Le secrétaire du cabinet fédéral a déclaré mardi que les hauts fonctionnaires n’avaient pas examiné au préalable la situation financière ou la structure de gouvernance d’UNIS (« WE Charity » en anglais) alors qu’ils songeaient à lui confier la gestion d’un programme de bourses d’études de 912 millions de dollars.
Témoignant devant le Comité d’éthique de la Chambre des communes mardi après-midi, Ian Shugart, greffier du Conseil privé, a indiqué que le contrôle préalable d’UNIS s’était finalement concentré sur la capacité de l’organisme de bienfaisance à assumer le mandat qui lui serait confié. M. Shugart a déclaré que de hauts fonctionnaires d’Emploi et Développement social Canada — le ministère qui a finalement signé le contrat avec UNIS — lui ont dit qu’ils avaient déjà traité avec cet organisme, ce qui l’a rassuré.
Le mandarin a par ailleurs indiqué que le premier ministre Justin Trudeau avait d’abord repoussé cette proposition et demandé un examen plus approfondi de l’entente, conscient que les liens de sa famille avec l’organisme attireraient des critiques. Les fonctionnaires ont alors évalué si UNIS saurait administrer un programme de bénévolat étudiant à l’échelle du Canada et offrir ces services dans les deux langues officielles.
D’autres questions relatives à l’organisme, à son conseil d’administration, à sa situation financière et à sa structure de gouvernance n’ont pas été prises en compte à ce moment-là, a soutenu M. Shugart mardi. Quand la proposition est revenue sur la table du cabinet deux semaines plus tard, M. Shugart a cru que le contrôle préalable d’UNIS était maintenant suffisant.
Deux ministres témoignent
Ottawa avait prévu un budget de 912 millions pour le programme, mais l’entente avec UNIS était de 543 millions. Le contrat stipulait que l’organisme de bienfaisance couvrirait ses frais, sans plus.

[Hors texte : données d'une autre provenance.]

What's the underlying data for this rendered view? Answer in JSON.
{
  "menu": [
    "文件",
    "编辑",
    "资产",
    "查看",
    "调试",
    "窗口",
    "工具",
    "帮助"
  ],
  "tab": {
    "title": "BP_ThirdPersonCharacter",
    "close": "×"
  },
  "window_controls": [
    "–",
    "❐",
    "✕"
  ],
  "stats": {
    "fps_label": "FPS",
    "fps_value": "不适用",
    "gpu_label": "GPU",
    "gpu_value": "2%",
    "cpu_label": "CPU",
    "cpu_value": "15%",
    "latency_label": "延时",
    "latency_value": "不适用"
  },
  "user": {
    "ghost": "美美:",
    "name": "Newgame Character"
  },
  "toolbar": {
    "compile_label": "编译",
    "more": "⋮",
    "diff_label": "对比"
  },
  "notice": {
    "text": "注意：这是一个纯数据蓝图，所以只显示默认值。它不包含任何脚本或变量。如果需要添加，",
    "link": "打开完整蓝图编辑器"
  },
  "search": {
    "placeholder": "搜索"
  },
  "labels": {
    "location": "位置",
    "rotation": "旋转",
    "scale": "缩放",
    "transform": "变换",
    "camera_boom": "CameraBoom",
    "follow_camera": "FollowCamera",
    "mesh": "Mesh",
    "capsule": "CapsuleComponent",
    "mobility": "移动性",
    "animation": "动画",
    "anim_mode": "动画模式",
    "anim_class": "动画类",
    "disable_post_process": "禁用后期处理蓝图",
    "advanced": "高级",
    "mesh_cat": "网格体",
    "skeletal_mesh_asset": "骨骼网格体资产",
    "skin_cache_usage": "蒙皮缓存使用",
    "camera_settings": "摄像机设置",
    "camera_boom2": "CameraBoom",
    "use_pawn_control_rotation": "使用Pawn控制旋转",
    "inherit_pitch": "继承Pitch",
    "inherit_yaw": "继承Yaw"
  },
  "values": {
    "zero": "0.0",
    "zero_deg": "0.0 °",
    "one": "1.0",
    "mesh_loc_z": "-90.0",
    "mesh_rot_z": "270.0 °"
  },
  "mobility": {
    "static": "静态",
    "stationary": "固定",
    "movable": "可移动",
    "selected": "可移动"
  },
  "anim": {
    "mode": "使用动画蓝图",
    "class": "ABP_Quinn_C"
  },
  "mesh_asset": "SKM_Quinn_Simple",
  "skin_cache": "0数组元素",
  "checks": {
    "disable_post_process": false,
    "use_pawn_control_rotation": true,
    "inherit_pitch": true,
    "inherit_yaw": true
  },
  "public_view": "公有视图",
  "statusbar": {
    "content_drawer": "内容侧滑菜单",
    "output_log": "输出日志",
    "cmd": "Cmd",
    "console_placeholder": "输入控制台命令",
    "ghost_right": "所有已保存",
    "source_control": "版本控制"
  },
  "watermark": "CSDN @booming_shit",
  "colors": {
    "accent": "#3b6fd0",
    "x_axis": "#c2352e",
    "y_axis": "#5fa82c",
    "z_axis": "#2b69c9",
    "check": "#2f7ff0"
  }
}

M. Shugart fait partie d’une poignée de témoins de haut niveau qui ont été interrogés mardi par les députés sur la façon dont un organisme de bienfaisance étroitement lié au premier ministre a fini par administrer l’ambitieux programme de bourses d’études. Le Comité permanent de l’accès à l’information, de la protection des renseignements personnels et de l’éthique a aussi entendu la ministre de la Jeunesse, Bardish Chagger, qui a révélé avoir eu un entretien téléphonique avec le confondateur d’UNIS, Craig Kielburger, le 17 avril, soit près d’une semaine avant l’annonce du programme par le premier ministre.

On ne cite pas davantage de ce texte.